Here's what Asch learned:
- conformity occurred across gender and class lines;
- even people who did not conform showed serious discomfort when giving the correct answer;
- having a single confederate dissent from the group greatly decreased conformity;
- those who conformed often found excuses for doing so: said they didn't understand the question or had poor eyesight. Few blamed conformity or other group members for their conformity;
Let's take a few of these in turn:
- even people who did not conform showed serious discomfort:
it's amazing how much of our social interactions influence our attitudes and perceptions of who we are. And people who are not so interest in the truth as propagating their misinformation are well aware of this. There is a reason that Bush administration officials work in talking points. If you keep hearing people say "the form of a mushroom cloud" for days on end, we tend to believe it, not because it's true, but because, on a social level, we're more comfortable when we agree with people;
- those who conformed often found excuses:
this ties into the concepts of diffusion of responsibility and cognitive dissonance I've discussed before. We want to conform but, more importantly, we want to think that our reasons for doing so are for some other reason. So we have cognitive dissonance: that niggling little sense inside ourselves that something doesn't match, even if we can't articulate what that something is. So, instead, we pretend to ourselves that we're conforming because we didn't understand the issue, or we didn't perceive the lines properly.

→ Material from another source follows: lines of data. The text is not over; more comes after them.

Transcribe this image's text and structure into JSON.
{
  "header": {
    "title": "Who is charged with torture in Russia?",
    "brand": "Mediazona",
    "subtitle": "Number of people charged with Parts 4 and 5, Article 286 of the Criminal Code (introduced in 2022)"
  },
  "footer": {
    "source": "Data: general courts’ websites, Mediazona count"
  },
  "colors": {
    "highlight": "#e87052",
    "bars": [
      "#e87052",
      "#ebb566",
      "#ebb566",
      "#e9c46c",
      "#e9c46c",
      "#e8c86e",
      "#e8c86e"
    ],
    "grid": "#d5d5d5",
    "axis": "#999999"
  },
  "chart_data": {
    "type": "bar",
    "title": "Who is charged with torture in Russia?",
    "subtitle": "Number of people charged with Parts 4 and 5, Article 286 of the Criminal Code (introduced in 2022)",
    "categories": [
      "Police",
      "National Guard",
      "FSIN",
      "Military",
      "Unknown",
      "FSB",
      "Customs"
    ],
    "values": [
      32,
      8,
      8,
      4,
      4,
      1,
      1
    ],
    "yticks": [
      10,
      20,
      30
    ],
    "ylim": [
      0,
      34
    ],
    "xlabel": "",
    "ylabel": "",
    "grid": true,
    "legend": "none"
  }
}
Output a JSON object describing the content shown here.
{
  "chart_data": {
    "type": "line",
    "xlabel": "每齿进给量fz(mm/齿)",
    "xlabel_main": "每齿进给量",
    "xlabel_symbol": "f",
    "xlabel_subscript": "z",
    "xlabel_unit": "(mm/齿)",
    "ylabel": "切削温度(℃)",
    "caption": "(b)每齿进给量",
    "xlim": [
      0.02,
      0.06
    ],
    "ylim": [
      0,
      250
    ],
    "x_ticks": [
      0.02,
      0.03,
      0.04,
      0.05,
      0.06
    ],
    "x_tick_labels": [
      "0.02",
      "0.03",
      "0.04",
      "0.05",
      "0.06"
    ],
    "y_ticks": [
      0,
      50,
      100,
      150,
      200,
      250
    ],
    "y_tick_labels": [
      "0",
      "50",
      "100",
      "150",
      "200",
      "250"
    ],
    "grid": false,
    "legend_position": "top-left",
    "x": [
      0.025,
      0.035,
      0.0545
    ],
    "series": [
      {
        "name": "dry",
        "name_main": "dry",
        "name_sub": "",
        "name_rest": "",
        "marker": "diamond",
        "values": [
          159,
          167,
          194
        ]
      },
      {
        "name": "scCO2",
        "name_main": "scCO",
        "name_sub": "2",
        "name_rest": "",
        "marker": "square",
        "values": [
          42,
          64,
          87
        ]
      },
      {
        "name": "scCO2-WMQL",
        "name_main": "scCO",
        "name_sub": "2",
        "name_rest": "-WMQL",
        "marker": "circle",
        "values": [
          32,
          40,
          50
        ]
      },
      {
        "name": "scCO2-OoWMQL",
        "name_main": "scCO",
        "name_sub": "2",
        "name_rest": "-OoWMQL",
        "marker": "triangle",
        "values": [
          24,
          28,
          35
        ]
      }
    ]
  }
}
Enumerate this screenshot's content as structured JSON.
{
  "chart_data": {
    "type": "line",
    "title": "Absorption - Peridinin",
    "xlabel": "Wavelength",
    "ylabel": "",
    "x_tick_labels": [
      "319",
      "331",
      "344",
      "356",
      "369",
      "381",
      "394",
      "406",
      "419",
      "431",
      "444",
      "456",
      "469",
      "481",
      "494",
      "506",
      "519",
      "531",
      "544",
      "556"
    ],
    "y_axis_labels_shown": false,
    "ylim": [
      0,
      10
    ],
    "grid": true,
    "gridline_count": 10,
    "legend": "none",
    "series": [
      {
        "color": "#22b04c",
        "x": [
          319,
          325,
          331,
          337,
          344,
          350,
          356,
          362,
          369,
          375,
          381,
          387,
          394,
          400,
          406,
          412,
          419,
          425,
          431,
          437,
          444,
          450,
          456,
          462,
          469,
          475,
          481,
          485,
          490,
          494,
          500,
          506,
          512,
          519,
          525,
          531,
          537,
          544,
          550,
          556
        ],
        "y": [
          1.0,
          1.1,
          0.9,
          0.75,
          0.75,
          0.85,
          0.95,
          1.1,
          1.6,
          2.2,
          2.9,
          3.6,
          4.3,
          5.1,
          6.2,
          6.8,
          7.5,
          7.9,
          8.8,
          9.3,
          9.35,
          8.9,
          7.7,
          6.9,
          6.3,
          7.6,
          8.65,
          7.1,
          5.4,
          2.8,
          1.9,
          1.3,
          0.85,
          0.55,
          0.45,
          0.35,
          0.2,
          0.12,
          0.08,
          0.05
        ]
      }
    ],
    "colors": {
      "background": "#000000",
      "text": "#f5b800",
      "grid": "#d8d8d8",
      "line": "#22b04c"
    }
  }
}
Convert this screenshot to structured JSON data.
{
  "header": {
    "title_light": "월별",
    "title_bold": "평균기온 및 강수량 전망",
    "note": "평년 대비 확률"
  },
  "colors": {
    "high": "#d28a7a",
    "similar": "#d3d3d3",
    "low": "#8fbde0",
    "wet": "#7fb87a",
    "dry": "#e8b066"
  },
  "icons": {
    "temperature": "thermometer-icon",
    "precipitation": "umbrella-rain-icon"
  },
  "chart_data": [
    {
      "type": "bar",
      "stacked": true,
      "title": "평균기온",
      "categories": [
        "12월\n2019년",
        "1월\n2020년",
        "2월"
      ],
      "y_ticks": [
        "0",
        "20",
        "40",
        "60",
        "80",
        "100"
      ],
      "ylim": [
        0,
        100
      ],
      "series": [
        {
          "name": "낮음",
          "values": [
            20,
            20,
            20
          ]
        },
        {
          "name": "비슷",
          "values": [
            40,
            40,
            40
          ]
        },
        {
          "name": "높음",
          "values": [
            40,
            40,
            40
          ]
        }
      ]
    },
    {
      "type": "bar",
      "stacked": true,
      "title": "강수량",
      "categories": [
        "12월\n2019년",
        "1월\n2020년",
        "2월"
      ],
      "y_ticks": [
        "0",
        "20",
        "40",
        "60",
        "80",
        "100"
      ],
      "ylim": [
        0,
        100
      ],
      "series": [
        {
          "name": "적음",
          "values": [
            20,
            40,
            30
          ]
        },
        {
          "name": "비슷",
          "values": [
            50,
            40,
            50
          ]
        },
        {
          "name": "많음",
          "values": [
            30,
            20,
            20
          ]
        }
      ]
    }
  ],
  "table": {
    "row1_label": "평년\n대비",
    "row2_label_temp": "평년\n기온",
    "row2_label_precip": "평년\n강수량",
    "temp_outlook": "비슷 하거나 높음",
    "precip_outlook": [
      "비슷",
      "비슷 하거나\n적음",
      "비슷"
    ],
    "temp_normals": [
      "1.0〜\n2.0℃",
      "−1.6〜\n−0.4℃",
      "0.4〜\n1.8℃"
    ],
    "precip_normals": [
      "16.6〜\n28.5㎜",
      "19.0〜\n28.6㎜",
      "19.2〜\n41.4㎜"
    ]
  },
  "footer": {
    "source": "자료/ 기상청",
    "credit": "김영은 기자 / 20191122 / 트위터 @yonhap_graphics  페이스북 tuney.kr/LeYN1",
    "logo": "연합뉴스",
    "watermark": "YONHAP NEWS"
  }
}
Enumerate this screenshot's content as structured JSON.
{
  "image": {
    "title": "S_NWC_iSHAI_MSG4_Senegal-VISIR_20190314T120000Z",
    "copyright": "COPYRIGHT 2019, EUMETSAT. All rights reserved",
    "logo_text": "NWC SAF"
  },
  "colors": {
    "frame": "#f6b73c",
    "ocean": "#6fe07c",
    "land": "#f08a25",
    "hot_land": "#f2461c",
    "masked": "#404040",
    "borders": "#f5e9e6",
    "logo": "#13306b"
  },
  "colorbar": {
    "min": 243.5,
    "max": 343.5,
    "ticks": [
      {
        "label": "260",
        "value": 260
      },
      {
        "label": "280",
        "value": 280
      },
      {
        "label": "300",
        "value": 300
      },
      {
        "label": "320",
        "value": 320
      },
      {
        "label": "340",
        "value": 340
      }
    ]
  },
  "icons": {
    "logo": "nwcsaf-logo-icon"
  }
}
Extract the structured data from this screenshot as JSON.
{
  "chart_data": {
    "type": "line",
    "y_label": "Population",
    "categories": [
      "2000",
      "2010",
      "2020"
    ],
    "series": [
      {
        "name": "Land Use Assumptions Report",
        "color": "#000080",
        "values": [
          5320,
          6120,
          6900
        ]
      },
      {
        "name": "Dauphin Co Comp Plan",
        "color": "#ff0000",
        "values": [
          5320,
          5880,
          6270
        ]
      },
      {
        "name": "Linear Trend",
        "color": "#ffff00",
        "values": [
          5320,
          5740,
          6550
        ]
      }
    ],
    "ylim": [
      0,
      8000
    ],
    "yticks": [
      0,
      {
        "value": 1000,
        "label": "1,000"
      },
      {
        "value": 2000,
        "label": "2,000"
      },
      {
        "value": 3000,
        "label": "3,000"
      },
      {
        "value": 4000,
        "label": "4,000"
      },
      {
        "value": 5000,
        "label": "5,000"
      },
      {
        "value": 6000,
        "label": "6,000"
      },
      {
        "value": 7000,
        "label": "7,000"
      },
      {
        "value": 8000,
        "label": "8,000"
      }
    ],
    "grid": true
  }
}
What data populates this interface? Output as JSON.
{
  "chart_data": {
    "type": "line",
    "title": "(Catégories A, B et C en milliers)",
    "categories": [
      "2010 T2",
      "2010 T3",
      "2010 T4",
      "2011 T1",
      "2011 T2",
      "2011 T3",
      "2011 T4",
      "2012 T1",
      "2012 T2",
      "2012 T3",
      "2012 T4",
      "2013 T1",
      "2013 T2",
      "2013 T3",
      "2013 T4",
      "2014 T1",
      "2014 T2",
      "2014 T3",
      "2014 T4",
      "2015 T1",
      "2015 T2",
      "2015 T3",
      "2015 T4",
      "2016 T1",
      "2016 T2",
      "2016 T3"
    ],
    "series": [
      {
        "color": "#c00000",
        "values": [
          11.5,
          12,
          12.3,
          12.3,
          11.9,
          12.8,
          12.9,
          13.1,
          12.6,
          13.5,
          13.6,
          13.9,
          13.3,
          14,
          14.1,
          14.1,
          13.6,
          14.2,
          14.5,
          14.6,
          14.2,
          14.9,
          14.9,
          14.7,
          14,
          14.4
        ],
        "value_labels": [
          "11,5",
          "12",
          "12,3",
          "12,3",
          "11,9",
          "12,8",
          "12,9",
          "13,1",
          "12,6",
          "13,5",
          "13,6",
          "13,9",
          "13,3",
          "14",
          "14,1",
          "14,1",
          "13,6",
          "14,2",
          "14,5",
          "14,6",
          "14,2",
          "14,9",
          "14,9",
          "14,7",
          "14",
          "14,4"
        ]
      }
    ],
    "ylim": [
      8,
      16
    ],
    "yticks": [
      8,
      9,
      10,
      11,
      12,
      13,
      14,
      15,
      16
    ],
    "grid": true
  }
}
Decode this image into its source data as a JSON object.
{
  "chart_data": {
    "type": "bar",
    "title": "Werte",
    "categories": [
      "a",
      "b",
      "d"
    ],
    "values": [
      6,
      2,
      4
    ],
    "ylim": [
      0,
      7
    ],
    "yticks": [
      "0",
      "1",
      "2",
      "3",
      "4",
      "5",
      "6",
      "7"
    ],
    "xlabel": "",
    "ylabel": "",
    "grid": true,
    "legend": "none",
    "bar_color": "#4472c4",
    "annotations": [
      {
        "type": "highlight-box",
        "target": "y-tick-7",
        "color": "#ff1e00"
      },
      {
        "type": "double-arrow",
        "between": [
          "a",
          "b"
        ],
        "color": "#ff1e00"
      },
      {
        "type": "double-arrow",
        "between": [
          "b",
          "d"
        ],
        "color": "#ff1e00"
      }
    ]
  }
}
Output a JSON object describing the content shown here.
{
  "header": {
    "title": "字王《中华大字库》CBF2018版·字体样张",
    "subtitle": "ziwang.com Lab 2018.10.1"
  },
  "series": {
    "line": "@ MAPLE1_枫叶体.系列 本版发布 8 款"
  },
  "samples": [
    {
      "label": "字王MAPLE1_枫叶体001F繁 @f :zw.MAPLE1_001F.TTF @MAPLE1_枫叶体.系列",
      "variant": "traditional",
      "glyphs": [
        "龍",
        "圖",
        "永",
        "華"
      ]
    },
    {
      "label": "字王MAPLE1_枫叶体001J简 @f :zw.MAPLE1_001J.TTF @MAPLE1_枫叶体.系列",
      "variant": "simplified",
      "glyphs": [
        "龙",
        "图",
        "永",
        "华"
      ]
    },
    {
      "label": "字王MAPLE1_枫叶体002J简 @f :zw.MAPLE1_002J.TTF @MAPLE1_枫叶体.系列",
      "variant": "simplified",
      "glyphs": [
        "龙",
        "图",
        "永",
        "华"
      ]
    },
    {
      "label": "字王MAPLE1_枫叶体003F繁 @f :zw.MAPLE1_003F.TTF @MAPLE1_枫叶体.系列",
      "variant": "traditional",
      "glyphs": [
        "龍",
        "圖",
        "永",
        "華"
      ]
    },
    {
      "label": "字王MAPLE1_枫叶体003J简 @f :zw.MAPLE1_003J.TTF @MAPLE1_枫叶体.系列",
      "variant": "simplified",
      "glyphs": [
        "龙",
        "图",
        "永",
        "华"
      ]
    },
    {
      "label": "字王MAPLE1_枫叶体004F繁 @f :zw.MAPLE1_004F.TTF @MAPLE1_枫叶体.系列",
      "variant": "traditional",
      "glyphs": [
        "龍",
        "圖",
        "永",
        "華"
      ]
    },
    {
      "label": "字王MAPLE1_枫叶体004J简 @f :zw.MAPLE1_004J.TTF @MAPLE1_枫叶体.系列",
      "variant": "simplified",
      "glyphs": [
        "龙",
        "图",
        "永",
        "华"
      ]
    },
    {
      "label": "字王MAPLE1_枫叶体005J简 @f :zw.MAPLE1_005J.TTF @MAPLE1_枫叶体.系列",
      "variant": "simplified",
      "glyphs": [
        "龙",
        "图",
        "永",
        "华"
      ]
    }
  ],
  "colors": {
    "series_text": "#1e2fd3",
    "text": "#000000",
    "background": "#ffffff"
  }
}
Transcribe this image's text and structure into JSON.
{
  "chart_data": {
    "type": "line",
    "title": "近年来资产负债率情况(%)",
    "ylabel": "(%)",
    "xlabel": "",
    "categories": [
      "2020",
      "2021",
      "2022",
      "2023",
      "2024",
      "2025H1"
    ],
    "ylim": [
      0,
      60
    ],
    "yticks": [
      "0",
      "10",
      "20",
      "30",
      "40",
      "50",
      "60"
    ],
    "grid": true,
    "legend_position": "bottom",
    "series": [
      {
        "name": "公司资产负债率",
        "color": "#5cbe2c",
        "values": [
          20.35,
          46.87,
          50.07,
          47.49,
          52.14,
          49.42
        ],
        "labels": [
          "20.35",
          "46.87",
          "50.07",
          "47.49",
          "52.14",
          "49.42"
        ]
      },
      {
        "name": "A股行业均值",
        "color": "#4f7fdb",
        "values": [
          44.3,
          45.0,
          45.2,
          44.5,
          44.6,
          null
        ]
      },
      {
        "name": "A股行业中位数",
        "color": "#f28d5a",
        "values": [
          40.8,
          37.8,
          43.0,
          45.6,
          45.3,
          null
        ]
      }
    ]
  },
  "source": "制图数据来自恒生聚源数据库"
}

But the key thing is that having everyone else give the wrong answer gives impetus for the subjects to do so as well, but it leaves them with more cognitive dissonance -- "I gave the wrong answer, but I'm not the sort of person who would give the wrong answer just because everyone else does" gets transformed, internally to, giving the wrong answer because "I didn't understand the question" or "my eyesight was poor." We create these ready-made excuses to avoid responsibility for our own behavior;
- having just one person dissent greatly reduces conformity:
this is crucial, and it's big.
If we want truth to matter, dissent is important. This is why those few voices opposing the invasion and occupation of Iraq at the time it started were essential. It's not that we were going to change anything in the short term. It's that having those voices out there to keep that niggling thought in our mind that what so many people are saying, even if consistent, is flawed. It took a few years but consistent dissent paid off.
It didn't even have to be about knowing the right answer. Just consistent questioning of the party line was essential. The press, as a whole, failed us back then. The didn't dissent, nor did they ask important questions. It was up to the blogs to handle the dissent;
Think about diffusion of responsibility again: having people in authority gives us cover when we, as a country, commit crimes against humanity.
Let me say right now, by the way that, contrary to popular belief, I don't think Americans are stupid. We are, however, complacent and we're conformists. So we plead ignorance:
I didn't know that that was torture.
Everyone kept telling me we don't torture.
If there were torture going on, I'm sure someone would put a stop to it.
It's not our fault. Someone else is doing it. Hey, let's talk about EYE-leeg-AHL immigration instead. Didn't you hear those folks are stealing our jobs?
So we ignore the issues, because our authorities are telling us that something else is going on. Or we ignore them because everyone else is.
But we do know better than that.
And we can, as a people, be better than that.
So-- outside of the blogosphere-- outside of our personal ramblings and writings, what can we do to give people that dissent they need to give them the permission to look beyond the obvious? What can we do to push one another to think beyond the simple?
I have no easy answers to this, but I'd love to hear what the rest of you have to say.